Ren mengangkat alis. "Wah, itu mengejutkan."
Erick mengedikkan bahu. "Mau bagaimana lagi? Kalau pilihan pertama tidak berhasil pakai saja yang kedua, bagaimana?"
"Kami diskusi dulu sebentar."
Ren menutup gagang telepon lalu menoleh pada yang lain.
"Mereka mau memakai kedua pilihan, ada yang keberatan?"
Semuanya serempak menggelengkan kepala.
"Si Rubah Hitam sangat lincah, apa salahnya kalau mereka memakai kedua pilihan itu?" komentar Eko.
"Aku setuju dengan Eko." sahut Roni.
"Aku juga." balas Budi.
"Mereka semua setuju Erick," sahut Ren di telepon.
"Baiklah, untuk seminggu ini kami akan mengawasi seluruh anggota DPR," jawab Erick.
"Selamat bertugas Erick."
Kemudian keduanya serempak menutup telepon. Ren mengacungkan kedua jempolnya seraya menyeringai senang. Hingga hidungnya mencium sekilas aroma asap.
"Hei, apa kalian mencium bau asap? Ada yang menyalakan kompor ya?" tanyanya.
"Astaga! Kueku!!" teriak Rinka.
Gadis itu langsung berdiri tegap, membuat kursi terjatuh dan mendarat di lantai dengan suara berdebum kencang. Kemudian dia berlari keluar ruang rapat diikuti oleh Emily dengan raut wajah yang sama-sama cemas.

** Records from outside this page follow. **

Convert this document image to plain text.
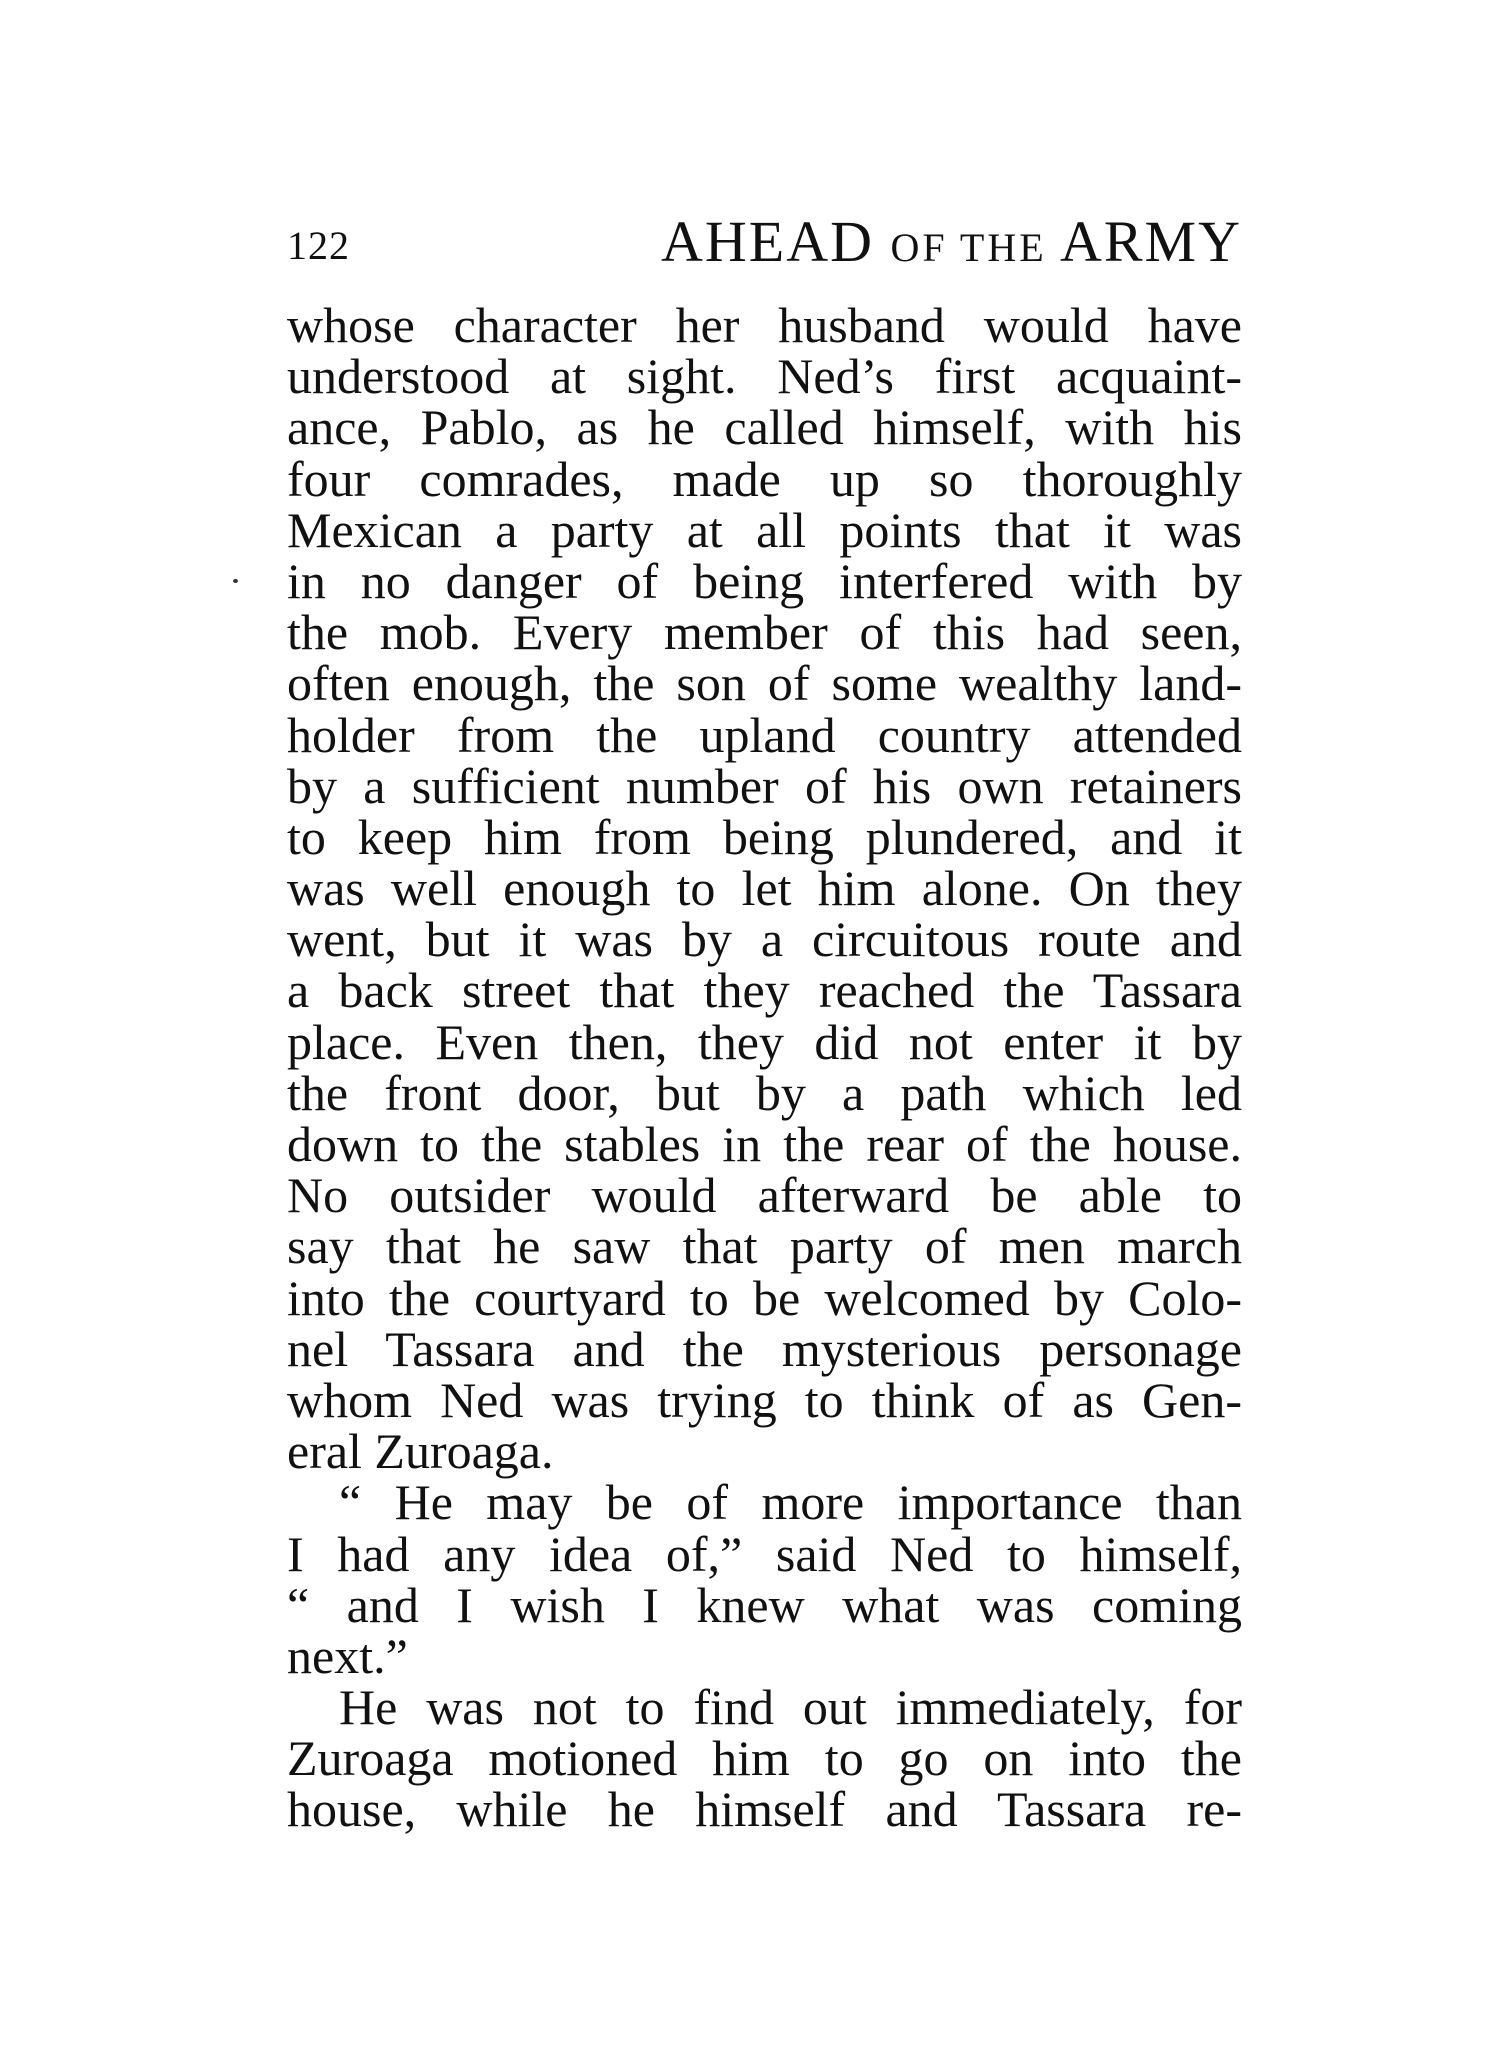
122	AHEAD OF THE ARMY
whose character her husband would have
understood at sight. Ned’s first acquaint-
ance, Pablo, as he called himself, with his
four comrades, made up so thoroughly
Mexican a party at all points that it was
in no danger of being interfered with by
the mob. Every member of this had seen,
often enough, the son of some wealthy land-
holder from the upland country attended
by a sufficient number of his own retainers
to keep him from being plundered, and it
was well enough to let him alone. On they
went, but it was by a circuitous route and
a back street that they reached the Tassara
place. Even then, they did not enter it by
the front door, but by a path which led
down to the stables in the rear of the house.
No outsider would afterward be able to
say that he saw that party of men march
into the courtyard to be welcomed by Colo-
nel Tassara and the mysterious personage
whom Ned was trying to think of as Gen-
eral Zuroaga.
“ He may be of more importance than
I had any idea of,” said Ned to himself,
“ and I wish I knew what was coming
next.”
He was not to find out immediately, for
Zuroaga motioned him to go on into the
house, while he himself and Tassara re-
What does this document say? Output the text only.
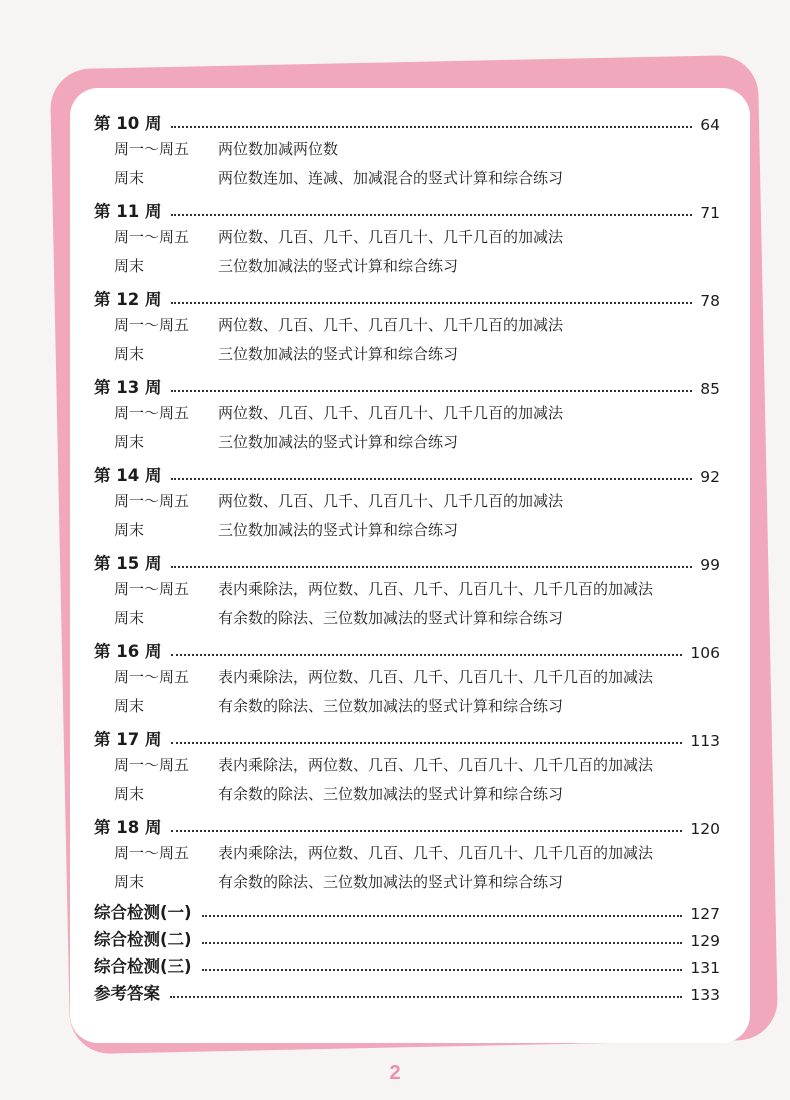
第 10 周	64
周一～周五	两位数加减两位数
周末	两位数连加、连减、加减混合的竖式计算和综合练习
第 11 周	71
周一～周五	两位数、几百、几千、几百几十、几千几百的加减法
周末	三位数加减法的竖式计算和综合练习
第 12 周	78
周一～周五	两位数、几百、几千、几百几十、几千几百的加减法
周末	三位数加减法的竖式计算和综合练习
第 13 周	85
周一～周五	两位数、几百、几千、几百几十、几千几百的加减法
周末	三位数加减法的竖式计算和综合练习
第 14 周	92
周一～周五	两位数、几百、几千、几百几十、几千几百的加减法
周末	三位数加减法的竖式计算和综合练习
第 15 周	99
周一～周五	表内乘除法，两位数、几百、几千、几百几十、几千几百的加减法
周末	有余数的除法、三位数加减法的竖式计算和综合练习
第 16 周	106
周一～周五	表内乘除法，两位数、几百、几千、几百几十、几千几百的加减法
周末	有余数的除法、三位数加减法的竖式计算和综合练习
第 17 周	113
周一～周五	表内乘除法，两位数、几百、几千、几百几十、几千几百的加减法
周末	有余数的除法、三位数加减法的竖式计算和综合练习
第 18 周	120
周一～周五	表内乘除法，两位数、几百、几千、几百几十、几千几百的加减法
周末	有余数的除法、三位数加减法的竖式计算和综合练习
综合检测(一)	127
综合检测(二)	129
综合检测(三)	131
参考答案	133
2
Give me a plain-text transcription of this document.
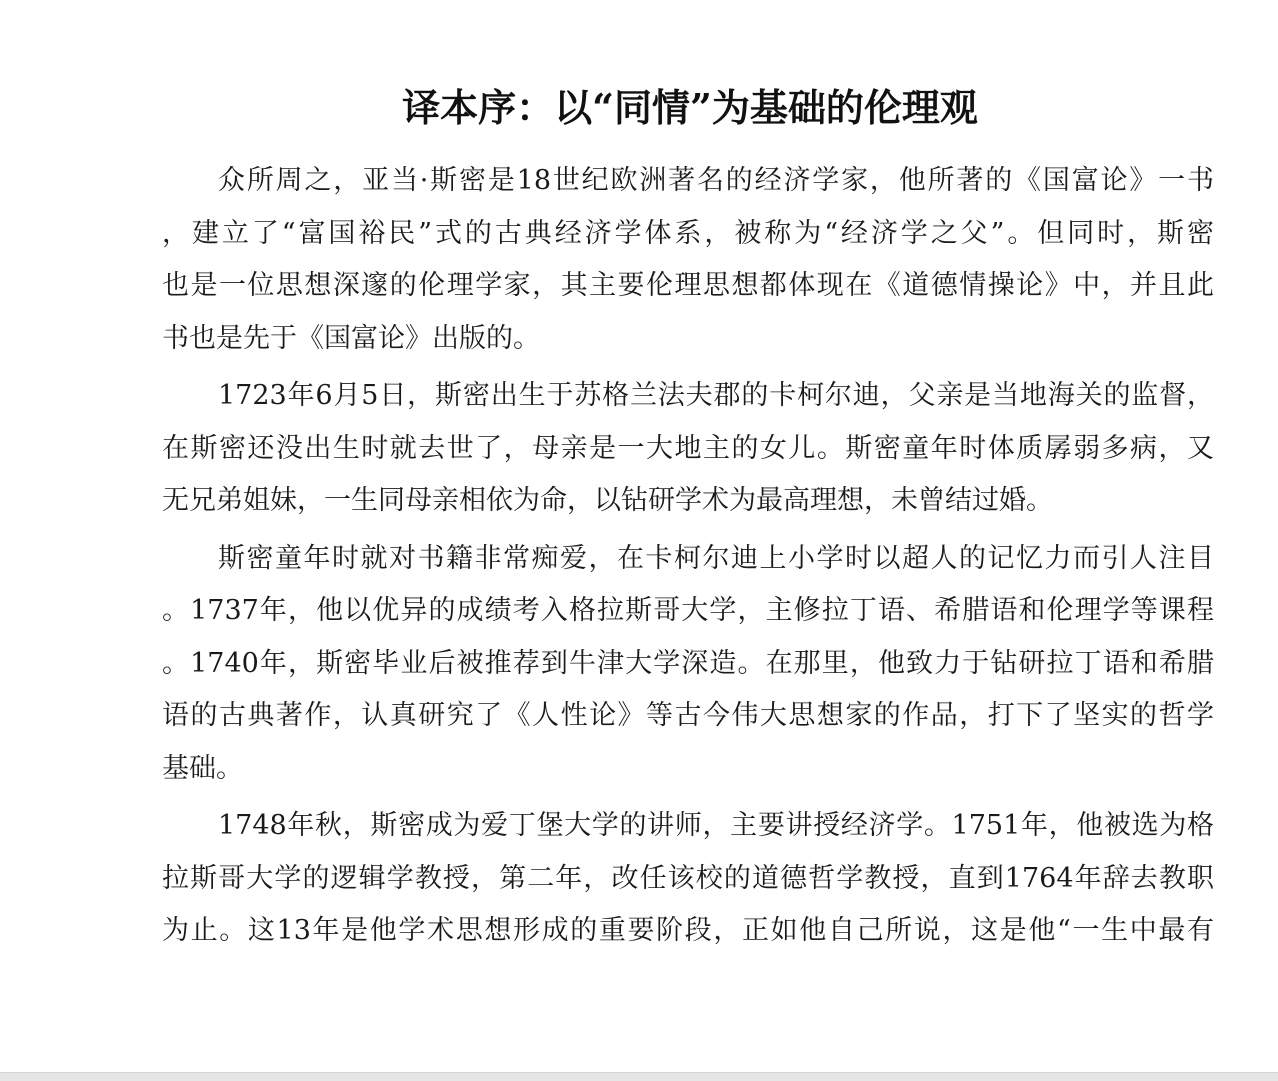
译本序：以“同情”为基础的伦理观
众所周之，亚当·斯密是18世纪欧洲著名的经济学家，他所著的《国富论》一书
，建立了“富国裕民”式的古典经济学体系，被称为“经济学之父”。但同时，斯密
也是一位思想深邃的伦理学家，其主要伦理思想都体现在《道德情操论》中，并且此
书也是先于《国富论》出版的。
1723年6月5日，斯密出生于苏格兰法夫郡的卡柯尔迪，父亲是当地海关的监督，
在斯密还没出生时就去世了，母亲是一大地主的女儿。斯密童年时体质孱弱多病，又
无兄弟姐妹，一生同母亲相依为命，以钻研学术为最高理想，未曾结过婚。
斯密童年时就对书籍非常痴爱，在卡柯尔迪上小学时以超人的记忆力而引人注目
。1737年，他以优异的成绩考入格拉斯哥大学，主修拉丁语、希腊语和伦理学等课程
。1740年，斯密毕业后被推荐到牛津大学深造。在那里，他致力于钻研拉丁语和希腊
语的古典著作，认真研究了《人性论》等古今伟大思想家的作品，打下了坚实的哲学
基础。
1748年秋，斯密成为爱丁堡大学的讲师，主要讲授经济学。1751年，他被选为格
拉斯哥大学的逻辑学教授，第二年，改任该校的道德哲学教授，直到1764年辞去教职
为止。这13年是他学术思想形成的重要阶段，正如他自己所说，这是他“一生中最有
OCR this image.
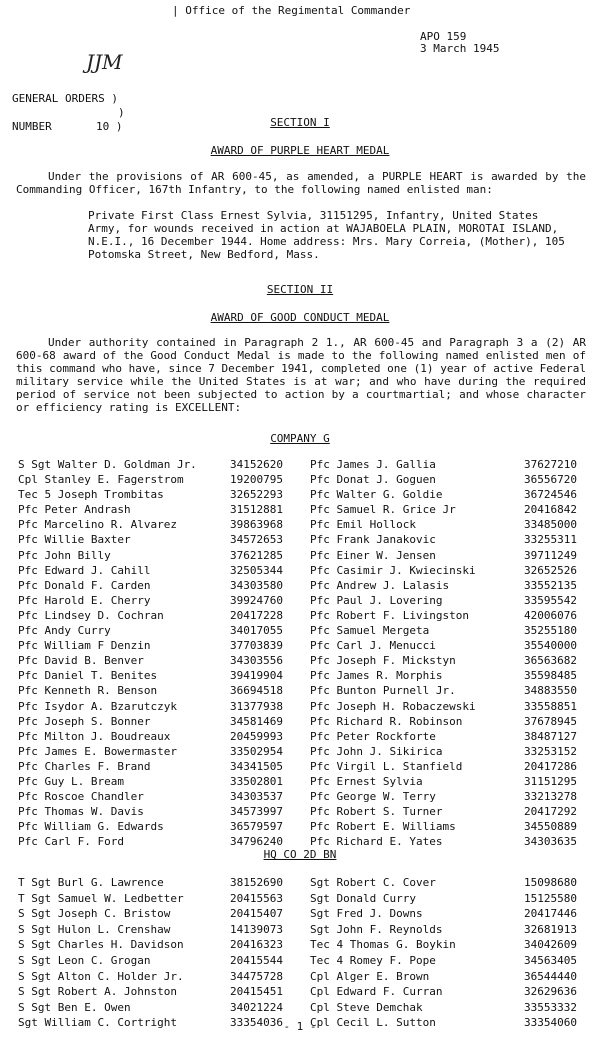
| Office of the Regimental Commander
APO 159
3 March 1945
JJM
GENERAL ORDERS )
)
NUMBER	10 )	SECTION I
AWARD OF PURPLE HEART MEDAL
Under the provisions of AR 600-45, as amended, a PURPLE HEART is awarded by the Commanding Officer, 167th Infantry, to the following named enlisted man:
Private First Class Ernest Sylvia, 31151295, Infantry, United States Army, for wounds received in action at WAJABOELA PLAIN, MOROTAI ISLAND, N.E.I., 16 December 1944. Home address: Mrs. Mary Correia, (Mother), 105 Potomska Street, New Bedford, Mass.
SECTION II
AWARD OF GOOD CONDUCT MEDAL
Under authority contained in Paragraph 2 1., AR 600-45 and Paragraph 3 a (2) AR 600-68 award of the Good Conduct Medal is made to the following named enlisted men of this command who have, since 7 December 1941, completed one (1) year of active Federal military service while the United States is at war; and who have during the required period of service not been subjected to action by a courtmartial; and whose character or efficiency rating is EXCELLENT:
COMPANY G
S Sgt Walter D. Goldman Jr.	34152620 Pfc James J. Gallia	37627210
Cpl Stanley E. Fagerstrom	19200795 Pfc Donat J. Goguen	36556720
Tec 5 Joseph Trombitas	32652293 Pfc Walter G. Goldie	36724546
Pfc Peter Andrash	31512881 Pfc Samuel R. Grice Jr	20416842
Pfc Marcelino R. Alvarez	39863968 Pfc Emil Hollock	33485000
Pfc Willie Baxter	34572653 Pfc Frank Janakovic	33255311
Pfc John Billy	37621285 Pfc Einer W. Jensen	39711249
Pfc Edward J. Cahill	32505344 Pfc Casimir J. Kwiecinski	32652526
Pfc Donald F. Carden	34303580 Pfc Andrew J. Lalasis	33552135
Pfc Harold E. Cherry	39924760 Pfc Paul J. Lovering	33595542
Pfc Lindsey D. Cochran	20417228 Pfc Robert F. Livingston	42006076
Pfc Andy Curry	34017055 Pfc Samuel Mergeta	35255180
Pfc William F Denzin	37703839 Pfc Carl J. Menucci	35540000
Pfc David B. Benver	34303556 Pfc Joseph F. Mickstyn	36563682
Pfc Daniel T. Benites	39419904 Pfc James R. Morphis	35598485
Pfc Kenneth R. Benson	36694518 Pfc Bunton Purnell Jr.	34883550
Pfc Isydor A. Bzarutczyk	31377938 Pfc Joseph H. Robaczewski	33558851
Pfc Joseph S. Bonner	34581469 Pfc Richard R. Robinson	37678945
Pfc Milton J. Boudreaux	20459993 Pfc Peter Rockforte	38487127
Pfc James E. Bowermaster	33502954 Pfc John J. Sikirica	33253152
Pfc Charles F. Brand	34341505 Pfc Virgil L. Stanfield	20417286
Pfc Guy L. Bream	33502801 Pfc Ernest Sylvia	31151295
Pfc Roscoe Chandler	34303537 Pfc George W. Terry	33213278
Pfc Thomas W. Davis	34573997 Pfc Robert S. Turner	20417292
Pfc William G. Edwards	36579597 Pfc Robert E. Williams	34550889
Pfc Carl F. Ford	34796240 Pfc Richard E. Yates	34303635
HQ CO 2D BN
T Sgt Burl G. Lawrence	38152690 Sgt Robert C. Cover	15098680
T Sgt Samuel W. Ledbetter	20415563 Sgt Donald Curry	15125580
S Sgt Joseph C. Bristow	20415407 Sgt Fred J. Downs	20417446
S Sgt Hulon L. Crenshaw	14139073 Sgt John F. Reynolds	32681913
S Sgt Charles H. Davidson	20416323 Tec 4 Thomas G. Boykin	34042609
S Sgt Leon C. Grogan	20415544 Tec 4 Romey F. Pope	34563405
S Sgt Alton C. Holder Jr.	34475728 Cpl Alger E. Brown	36544440
S Sgt Robert A. Johnston	20415451 Cpl Edward F. Curran	32629636
S Sgt Ben E. Owen	34021224 Cpl Steve Demchak	33553332
Sgt William C. Cortright	33354036 Cpl Cecil L. Sutton	33354060
- 1 -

"Oh tidak, kita akan dipaksa mencicipi kue gosong." komentar Roni dengan wajah pucat pasi.
*****
Disaat yang sama, di tempat yang berlainan....
Wajah wanita itu pucat pasi. Bagian bawah kain beludru dari rok merah marun yang dipakainya ternodai oleh debu dan lumpur. Langkahnya terseok-seok, mencoba mundur dari orang yang ada di hadapannya. Dia terus berjalan mundur. Hak tinggi sepatu hitam legam miliknya menimbulkan suara nyaring saat bersentuhan dengan lantai granit. Napasnya tertahan saat punggungnya merasakan dinding yang keras.
"Kumohon, jangan bunuh aku." bisiknya dengan sangat lirik.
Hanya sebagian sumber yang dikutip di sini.